Columbia-Based Startup Takes the Sting Out of High Deductibles

Paytient founder Brian Whorley developed the concept for Health Payment Accounts after a decade in hospital finance.

Photo by Scott Schaefer

Like most employers, Angy Littrell was faced with a difficult choice. Littrell, CEO of Fitzgibbon Hospital in Marshall, Missouri, wanted to offer a robust benefits package that would help attract and retain highly qualified employees, but any new offerings had to be fiscally smart for the business.

“Recruitment and retention are challenges across the country in all organizations, but especially in health care,” Littrell says. “Our organization is always looking for value-added benefits for our employees and ones that are affordable for the organization.”

As both the leader of a medical facility and an employer trying to address the health care needs of her staff, Littrell fully understands the pain points. She found the win-win solution she was looking for with an innovative benefit called a Health Payment Account (HPA).

America’s health care system and the employers who help their employees access it are feeling the stress of inflation coupled with the residual financial fallout from the COVID pandemic. According to a recent Mercer poll, health benefit costs are expected to increase 6.5% for U.S. employers in 2023, to more than $13,800 per employee. This projected increase is more than twice last year’s 3% increase — and employers should expect accelerated increases in 2024.

As a result, employers are bracing themselves for the steep cost increases expected to hit the health care industry in the next 24 months and looking for ways to reduce the burden on their employees. Several options are available: moving employees to a high-deductible health plan, instituting health savings accounts and providing individualized guidance
to employees to help them select the most sensible health care plan for their situation.

The innovative Health Payment Account option, developed by Columbia-based Paytient, is proving popular with both employers and employees because it addresses the unique needs of both.

An HPA helps workers pay out-of-pocket expenses over time, which makes the transition from a low- to high-deductible plan more practical and less painful. Employees can easily access funding — what Paytient calls “an allowance” — but are never burdened with fees or interest. In fact, there’s not even a credit check.

HPAs differ from traditional Health Saving Accounts (HSAs) and Flexible Spending Accounts (FSAs) in that they are employer-sponsored benefits that provide short-term funding for employees to pay for unexpected or out-of-pocket medical expenses.

HPAs are the brainchild of Paytient’s founder Brian Whorley, who developed the concept after a decade of working in hospital finance. He had seen firsthand how medical bills overwhelmed individuals and families who struggled to afford care. He recognized an opportunity to help by creating an employer-sponsored plan that allows employees to cover out-of-pocket health care expenses without incurring hefty fees and interest.

Through Paytient’s HPAs, employers offer employees a small line of credit, typically $500 to $5,000, accessible via Visa cards that can be used to pay everything from out-of-pocket medical, pharmacy, dental and vision expenses — even veterinary expenses for their pets.

“HPAs complement health plans, remove financial barriers to care and enhance existing health care financing tools, including insurance plans, gap products, indemnity products and HSAs/FSAs,” Whorley says.

Tom Kayser, a benefits consultant with Sundvold Financial, recalls a time when he was the bearer of bad news to his client’s 120 employees, telling them their annual deductible would double in the coming year.
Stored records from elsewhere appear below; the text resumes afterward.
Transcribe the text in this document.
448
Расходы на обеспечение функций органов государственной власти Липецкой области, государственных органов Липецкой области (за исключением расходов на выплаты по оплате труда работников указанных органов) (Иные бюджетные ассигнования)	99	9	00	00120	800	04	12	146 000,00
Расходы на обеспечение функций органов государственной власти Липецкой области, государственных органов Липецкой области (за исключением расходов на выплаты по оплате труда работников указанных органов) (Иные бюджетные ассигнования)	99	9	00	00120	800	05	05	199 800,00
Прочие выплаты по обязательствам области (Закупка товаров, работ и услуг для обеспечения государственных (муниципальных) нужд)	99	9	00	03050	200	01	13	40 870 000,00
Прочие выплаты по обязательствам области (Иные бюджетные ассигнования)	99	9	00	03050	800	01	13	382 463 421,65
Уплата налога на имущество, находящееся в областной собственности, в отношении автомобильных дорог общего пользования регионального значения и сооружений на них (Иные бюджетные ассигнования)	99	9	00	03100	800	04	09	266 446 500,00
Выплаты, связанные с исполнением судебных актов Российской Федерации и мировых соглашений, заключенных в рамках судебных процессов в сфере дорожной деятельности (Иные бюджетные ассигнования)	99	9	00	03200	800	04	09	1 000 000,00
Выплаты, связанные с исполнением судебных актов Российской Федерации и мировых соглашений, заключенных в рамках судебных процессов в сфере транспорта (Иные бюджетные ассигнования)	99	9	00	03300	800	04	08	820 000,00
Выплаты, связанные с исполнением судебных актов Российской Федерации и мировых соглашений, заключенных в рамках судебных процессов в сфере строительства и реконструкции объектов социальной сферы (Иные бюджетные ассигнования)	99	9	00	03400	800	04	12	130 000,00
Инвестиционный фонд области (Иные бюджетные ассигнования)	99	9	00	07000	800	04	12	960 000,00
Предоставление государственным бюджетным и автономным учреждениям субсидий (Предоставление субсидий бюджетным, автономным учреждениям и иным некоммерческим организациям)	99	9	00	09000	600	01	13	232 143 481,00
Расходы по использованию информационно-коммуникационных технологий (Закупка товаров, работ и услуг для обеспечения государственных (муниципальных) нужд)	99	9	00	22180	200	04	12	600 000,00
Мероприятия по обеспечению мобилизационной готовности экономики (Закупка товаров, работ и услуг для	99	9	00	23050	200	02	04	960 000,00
“I could sense the frustration and anger from the employees,” Kayser says. “The next presenter was Brian Whorley of Paytient. He informed the employees that Paytient would give them an interest-free way to cover the difference in their out-of-pocket costs. To my surprise, he received a standing ovation from the employees at the conclusion of his presentation.”

An HPA is used primarily as a form of short-term liquidity, not as a source of long-term debt. Employees use their HPA Visa card to pay for out-of-pocket care costs, then set up personalized, interest-free repayment plans that extend over time, usually between 12 and 36 months. Employers set the limit for the cards they offer to line up with deductible exposure.

Companies that have added Paytient to their employee benefit offerings find it remarkably easy to set up. And although employees are expected to pay back this interest-free debt, Paytient does add a layer of protection for employers; they are never held responsible for employees’ unpaid balances.

Paytient’s Pet Project

Paytient’s Visa cards can be used to pay for the categories of health care most people would expect, but there’s one category they may find surprising: veterinary care.

“We were programming Paytient back in the day,” CEO Brian Whorley says. “My sister has a basset hound named Baxter, and he’s definitely a part of their family, but unfortu- nately, he had a serious eye issue. She asked, ‘Could Paytient someday work for vet care?’ I was like, ‘We could do that today!’ and it’s been such a crowd pleaser. In 2022, 7% of our employee transactions were vet-related.”